France’s National Assembly has approved a law allowing same-sex couples to marry and adopt children. After days of intense debate, the bill was passed by 329 votes to 229. It must now win final approval in the Senate.
The “Marriage for All” bill was backed by President Francois Hollande’s Socialists and other left-wing MPs.
But it was opposed by many in the opposition conservative UMP and provoked months of mass protests and counter-protests.
The result of the vote was greeted with cheers and applause from left-wing MPs, the BBC’s Hugh Schofield in Paris reports.
The assembly had already approved a key article that redefined marriage as a contract between two people rather than between a man and a woman.
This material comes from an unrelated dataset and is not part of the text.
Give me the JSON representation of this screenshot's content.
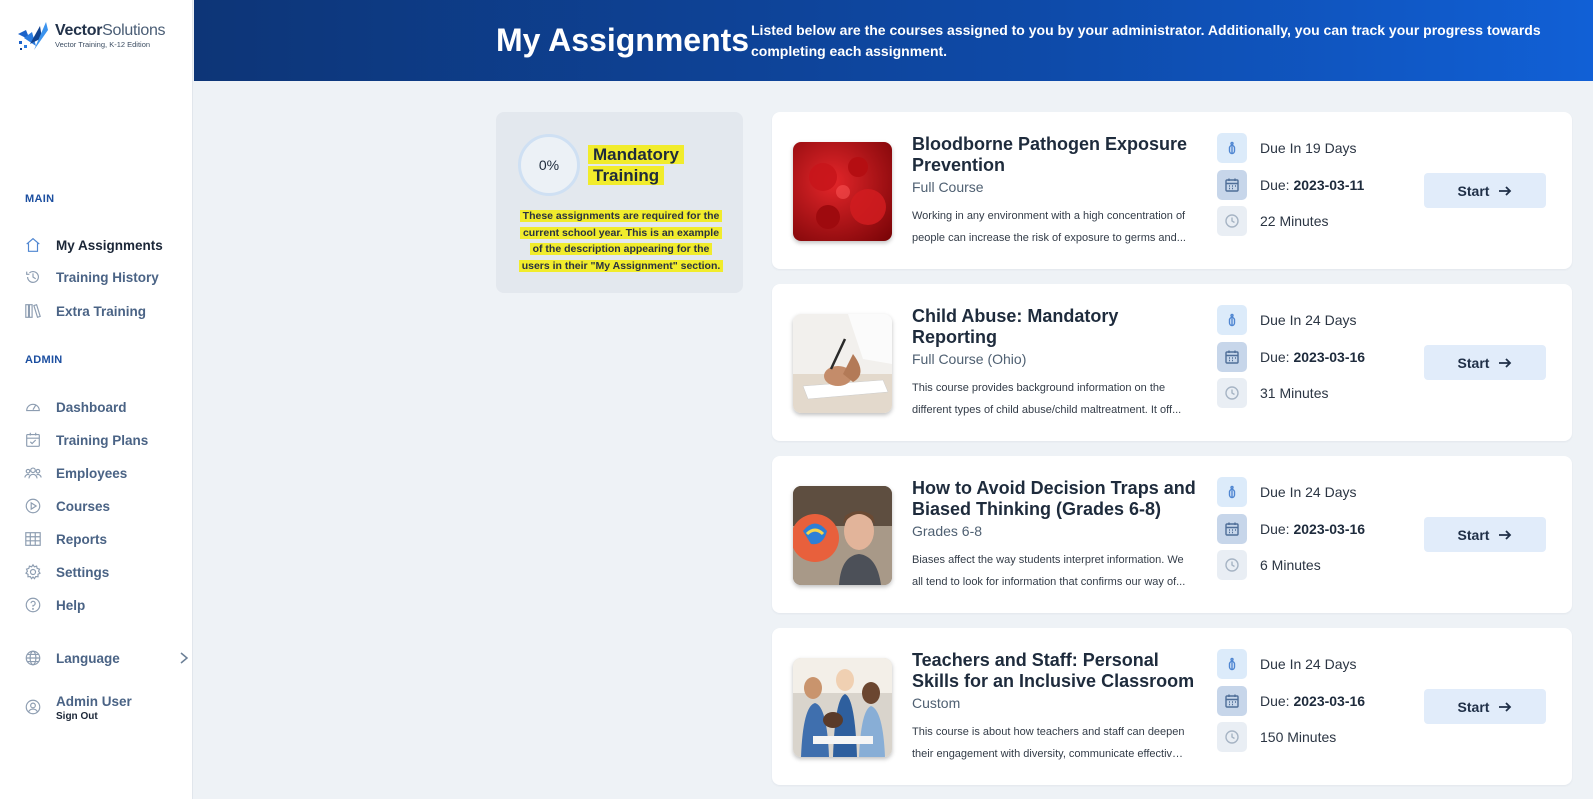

The Senate – which is also dominated by the Socialists and their allies – is thought likely to back the measure, which will become law by May or June, our correspondent says.
France would then join 11 other countries where same-sex marriage is legal.
The marriage law is seen as France’s most important social reform in France since the abolition of the death penalty in 1981.
Supporters argue that it is a vital step in meeting France’s historic commitment to equality.
But it has provoked intense opposition from the Catholic Church, as well as from many French Muslims, who see it as an attack on the traditional family.
Opinion polls suggest that around 55-60% of French people support gay marriage, though only about 50% approve of gay adoption.